What may we conclude from our “inside look” at astrology? Returning to the examination of our three stated objectives we find the following:

  1. Astrological claims to being a true science are false.
  2. Astrology as a whole may attempt to present a picture of consistency to the world but in reality this only masks a mass of conflicting theories and practices. The only thing astrologers seem to agree on is that “astrology works”; therefore it must be good (Of course, terrorists’ bombs also work).
  3. As has always been true, even today when portrayed as a science, astrol­ogy nevertheless continues to be a major social force for promoting the occult. The spiritistic connection seen at this major congress should serve as a warning to the wise.

In conclusion, the words of Isaiah and Paul are relevant. Paul referred to those who were “always learning but never able to acknowledge the truth,” in­deed, who “oppose the truth” (2 Tim. 3:7,8). This was a common perception at the Conference. Isaiah spoke of those who listened to the astrologers. He said that all their counsel would only wear them out; that it was as worthless as stubble and that they could save neither others nor themselves from divine judgment. He concluded that, “Each of them goes on in his error” (Is. 47:13-15).

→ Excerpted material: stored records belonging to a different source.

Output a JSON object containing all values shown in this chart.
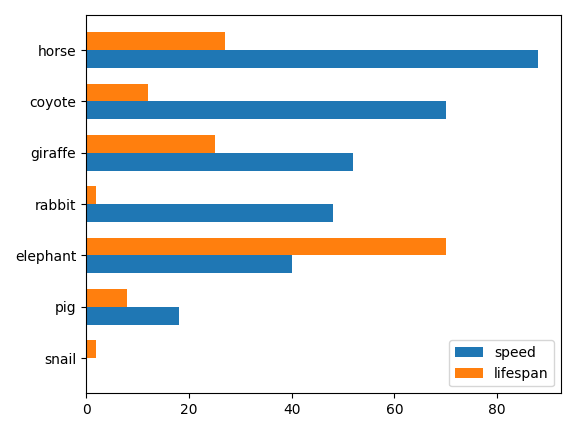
{
  "animals": [
    "horse",
    "coyote",
    "giraffe",
    "rabbit",
    "elephant",
    "pig",
    "snail"
  ],
  "speed": [
    88,
    70,
    52,
    48,
    40,
    18,
    0.03
  ],
  "lifespan": [
    27,
    12,
    25,
    2,
    70,
    8,
    2
  ],
  "speed_color": "#1f77b4",
  "lifespan_color": "#ff7f0e",
  "legend_labels": [
    "speed",
    "lifespan"
  ],
  "bar_width": 0.35,
  "background_color": "#ffffff"
}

When astrologers cease worshipping and serving the creation (Rom. 1:25; Deut. 17:2,3) and instead turn to the One who made it, only then will they find lasting peace with God even as Paul referred to the formerly pagan citizens of Thessalonica: “How you turned to God from idols to serve the living and true God, and to wait for his Son from heaven, whom he raised from the dead— Jesus, who delivers us from the coming wrath” (1 Thess. 1:9).


  1. AFA 50th Anniversary Convention Program (AFA, 1988) under “Faculty Biographies,” pp. 174-199.
  2. Holden and Hughes, op. cit., p. 13.
  3. AFA Convention Program, op. cit., p.102; and information from the Church of Light, Los Angeles, CA.
  4. Holden and Hughes, op. cit., pp. 44-45.
  5. Irene Diamond, Astrology and the Holy Bible (privately published, 1983), inside front cover.